Le Slynx de Tatiana Tolstoï. « Кысь »

Dans le roman le Slynx écrit entre 1986 et 2000, Tatiana Tolstoï propose une vision post-apocalyptique du monde après l’Explosion qui fait allusion à celle de Tchernobyl. La civilisation est détruite, les gens sont renvoyés à un état de vie rudimentaire. Dans cette contre-utopie, Tatiana Tolstoï raconte la triste existence de ce peuple redevenu primitif, fait de rares survivants et de mutants réduits à manger des souris. Ils sont privés de leur culture, étant dirigés par un dictateur qui a rassemblé pour lui seul tous les livres.

L’écrivain choisit d’écrire dans une langue authentique utilisée par ce nouveau peuple, mélange de langage parlé, vocabulaire « bas de gamme », mots désuets et néologismes. Dans son jeu elle va jusqu’à inventer des réalités, comme ces lièvres noirs qui volètent d’un arbre à l’autre. Ces créatures ne sont pas inconcevables du point de vue des effets de la radiation sur le vivant – nous avons eu connaissance de mutations et de métamorphoses tragiques après la catastrophe de Tchernobyl.
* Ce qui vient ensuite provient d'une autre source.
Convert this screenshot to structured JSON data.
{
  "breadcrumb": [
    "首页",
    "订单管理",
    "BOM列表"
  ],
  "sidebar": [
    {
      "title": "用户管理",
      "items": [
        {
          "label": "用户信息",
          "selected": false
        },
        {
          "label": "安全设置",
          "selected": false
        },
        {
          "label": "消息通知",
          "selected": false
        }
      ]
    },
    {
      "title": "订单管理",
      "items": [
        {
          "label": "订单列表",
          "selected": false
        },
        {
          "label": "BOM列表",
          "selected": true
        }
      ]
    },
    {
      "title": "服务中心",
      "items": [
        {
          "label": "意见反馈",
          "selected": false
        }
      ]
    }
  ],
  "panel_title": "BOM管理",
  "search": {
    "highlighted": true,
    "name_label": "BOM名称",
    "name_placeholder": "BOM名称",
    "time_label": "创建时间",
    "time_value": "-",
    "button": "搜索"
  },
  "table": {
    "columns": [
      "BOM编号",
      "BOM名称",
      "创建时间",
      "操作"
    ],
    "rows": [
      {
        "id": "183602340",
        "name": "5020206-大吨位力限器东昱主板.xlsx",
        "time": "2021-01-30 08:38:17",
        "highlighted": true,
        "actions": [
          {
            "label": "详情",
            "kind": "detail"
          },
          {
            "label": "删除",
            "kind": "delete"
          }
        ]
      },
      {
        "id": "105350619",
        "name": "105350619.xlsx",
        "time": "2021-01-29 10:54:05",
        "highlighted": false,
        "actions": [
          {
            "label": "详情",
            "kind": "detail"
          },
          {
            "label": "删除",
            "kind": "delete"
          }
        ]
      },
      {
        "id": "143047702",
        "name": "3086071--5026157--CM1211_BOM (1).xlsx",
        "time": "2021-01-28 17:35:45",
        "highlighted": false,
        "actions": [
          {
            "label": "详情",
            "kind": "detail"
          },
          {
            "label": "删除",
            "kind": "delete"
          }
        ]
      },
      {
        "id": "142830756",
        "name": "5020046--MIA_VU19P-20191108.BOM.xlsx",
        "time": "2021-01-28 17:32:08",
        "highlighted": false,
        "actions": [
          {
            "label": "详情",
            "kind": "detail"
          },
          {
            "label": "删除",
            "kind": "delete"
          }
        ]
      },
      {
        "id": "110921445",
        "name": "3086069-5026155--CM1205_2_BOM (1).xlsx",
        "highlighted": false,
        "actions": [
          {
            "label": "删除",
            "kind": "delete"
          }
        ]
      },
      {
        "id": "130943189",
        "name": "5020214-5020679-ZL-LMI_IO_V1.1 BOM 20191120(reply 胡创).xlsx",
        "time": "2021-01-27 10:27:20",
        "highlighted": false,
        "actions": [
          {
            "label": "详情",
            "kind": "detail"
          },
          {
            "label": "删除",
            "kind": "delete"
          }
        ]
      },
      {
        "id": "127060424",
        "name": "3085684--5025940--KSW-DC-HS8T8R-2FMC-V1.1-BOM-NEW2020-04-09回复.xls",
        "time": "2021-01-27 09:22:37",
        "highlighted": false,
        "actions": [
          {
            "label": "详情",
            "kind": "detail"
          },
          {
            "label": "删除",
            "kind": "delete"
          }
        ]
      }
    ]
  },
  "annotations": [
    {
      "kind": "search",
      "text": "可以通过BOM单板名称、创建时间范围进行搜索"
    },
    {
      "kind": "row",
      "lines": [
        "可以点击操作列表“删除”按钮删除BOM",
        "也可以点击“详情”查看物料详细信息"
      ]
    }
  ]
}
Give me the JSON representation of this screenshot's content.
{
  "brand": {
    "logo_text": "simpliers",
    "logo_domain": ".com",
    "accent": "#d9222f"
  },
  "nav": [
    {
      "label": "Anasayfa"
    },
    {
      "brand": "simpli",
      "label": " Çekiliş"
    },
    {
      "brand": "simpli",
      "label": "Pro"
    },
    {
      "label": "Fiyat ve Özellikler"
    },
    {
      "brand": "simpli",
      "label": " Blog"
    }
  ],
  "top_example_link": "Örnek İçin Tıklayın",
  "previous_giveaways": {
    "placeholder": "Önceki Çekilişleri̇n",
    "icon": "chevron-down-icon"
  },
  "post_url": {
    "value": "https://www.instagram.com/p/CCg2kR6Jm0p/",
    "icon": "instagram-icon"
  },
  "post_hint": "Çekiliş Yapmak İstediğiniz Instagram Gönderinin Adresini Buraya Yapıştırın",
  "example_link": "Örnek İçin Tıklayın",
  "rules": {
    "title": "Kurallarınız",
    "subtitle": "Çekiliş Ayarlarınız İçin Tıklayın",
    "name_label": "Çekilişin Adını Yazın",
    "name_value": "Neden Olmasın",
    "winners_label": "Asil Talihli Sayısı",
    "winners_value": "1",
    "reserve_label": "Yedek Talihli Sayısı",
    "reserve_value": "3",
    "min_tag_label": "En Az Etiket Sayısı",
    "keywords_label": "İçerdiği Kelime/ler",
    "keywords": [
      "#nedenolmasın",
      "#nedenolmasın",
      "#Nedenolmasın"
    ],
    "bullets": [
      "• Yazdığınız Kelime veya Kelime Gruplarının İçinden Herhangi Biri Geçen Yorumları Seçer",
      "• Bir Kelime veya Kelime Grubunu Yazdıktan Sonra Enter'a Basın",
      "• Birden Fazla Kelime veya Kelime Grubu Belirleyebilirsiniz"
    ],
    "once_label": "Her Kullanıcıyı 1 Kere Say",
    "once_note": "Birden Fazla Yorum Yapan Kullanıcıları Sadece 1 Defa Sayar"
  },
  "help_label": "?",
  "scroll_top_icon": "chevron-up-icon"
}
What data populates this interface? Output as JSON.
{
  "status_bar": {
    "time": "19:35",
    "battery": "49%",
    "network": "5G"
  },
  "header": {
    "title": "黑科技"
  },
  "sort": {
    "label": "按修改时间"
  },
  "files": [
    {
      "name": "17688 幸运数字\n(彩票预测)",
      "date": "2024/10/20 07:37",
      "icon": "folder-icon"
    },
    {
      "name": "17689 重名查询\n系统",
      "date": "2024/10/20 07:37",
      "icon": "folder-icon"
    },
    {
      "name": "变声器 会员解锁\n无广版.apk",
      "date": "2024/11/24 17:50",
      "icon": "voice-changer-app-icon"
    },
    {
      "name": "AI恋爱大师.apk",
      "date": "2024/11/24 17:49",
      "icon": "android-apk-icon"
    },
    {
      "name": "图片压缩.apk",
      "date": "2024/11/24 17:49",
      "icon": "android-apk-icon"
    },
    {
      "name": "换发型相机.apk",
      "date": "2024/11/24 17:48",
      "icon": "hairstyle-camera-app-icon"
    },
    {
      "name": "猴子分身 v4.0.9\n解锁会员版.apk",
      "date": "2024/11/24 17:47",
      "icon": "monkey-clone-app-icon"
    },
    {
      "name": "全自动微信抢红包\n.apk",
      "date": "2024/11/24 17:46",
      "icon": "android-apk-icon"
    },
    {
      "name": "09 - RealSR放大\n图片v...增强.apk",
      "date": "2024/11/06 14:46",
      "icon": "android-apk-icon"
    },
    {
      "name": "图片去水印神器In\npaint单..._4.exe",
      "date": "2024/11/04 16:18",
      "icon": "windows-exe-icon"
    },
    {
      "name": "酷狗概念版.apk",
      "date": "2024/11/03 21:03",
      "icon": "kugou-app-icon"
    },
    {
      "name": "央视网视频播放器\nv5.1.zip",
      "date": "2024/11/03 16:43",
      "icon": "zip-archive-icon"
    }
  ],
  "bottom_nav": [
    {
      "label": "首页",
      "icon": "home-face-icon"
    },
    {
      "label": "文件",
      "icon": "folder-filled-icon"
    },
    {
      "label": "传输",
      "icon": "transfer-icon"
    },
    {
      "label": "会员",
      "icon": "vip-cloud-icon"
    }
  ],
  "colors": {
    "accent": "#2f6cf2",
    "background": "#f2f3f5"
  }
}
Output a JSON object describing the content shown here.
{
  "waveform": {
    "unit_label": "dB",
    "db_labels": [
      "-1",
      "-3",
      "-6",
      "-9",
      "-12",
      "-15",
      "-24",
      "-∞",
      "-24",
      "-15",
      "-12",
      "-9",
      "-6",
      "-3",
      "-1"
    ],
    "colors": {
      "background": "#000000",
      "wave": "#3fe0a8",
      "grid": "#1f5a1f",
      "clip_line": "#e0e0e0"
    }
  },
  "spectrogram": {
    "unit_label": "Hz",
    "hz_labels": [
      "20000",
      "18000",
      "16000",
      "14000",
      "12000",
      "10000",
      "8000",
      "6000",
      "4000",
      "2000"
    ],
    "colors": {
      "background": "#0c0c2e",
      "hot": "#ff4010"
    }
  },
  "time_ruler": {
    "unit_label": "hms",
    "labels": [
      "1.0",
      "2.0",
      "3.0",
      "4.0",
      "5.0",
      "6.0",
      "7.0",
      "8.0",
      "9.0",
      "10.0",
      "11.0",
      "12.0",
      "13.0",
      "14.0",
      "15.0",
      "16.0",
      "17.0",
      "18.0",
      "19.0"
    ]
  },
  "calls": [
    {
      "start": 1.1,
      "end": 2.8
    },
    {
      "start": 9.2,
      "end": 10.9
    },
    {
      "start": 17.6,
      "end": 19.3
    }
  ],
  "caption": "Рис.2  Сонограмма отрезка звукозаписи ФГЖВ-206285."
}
Un autre fruit de mutation: le Slynx. Ce monstre qu’aucun être vivant n’a jamais vu mais dont la morsure, d’après les anciens, peut rendre tellement idiot que la victime ne pourrait même plus subvenir à ses besoins primitifs et serait condamnée.

L’humour qui est présent tout au long des pages nous indique une direction de lecture, celle d’une satire sociale où l’homme moderne serait la proie de superstitions archaïques, manipulé par un pouvoir malade et replié sur lui-même.

Il est intéressant de signaler l’usage des lettres de l’ancien alphabet russe en tant que titres des chapitres. En même temps que les vocables désuets, cet usage nous renvoie à l’état archaïque de la langue russe. A premier abord, cela fait penser au recul de la civilisation causé par l’Explosion, mais en même temps, ce registre linguistique « tend vers le haut » car il fait revivre une partie de la culture oubliée. La soif d’apprendre, la puissance des poèmes plagiés par le dictateur sur les gens font espérer qu’au fond la nature humaine est bonne, elle aspire au savoir, aux lumières.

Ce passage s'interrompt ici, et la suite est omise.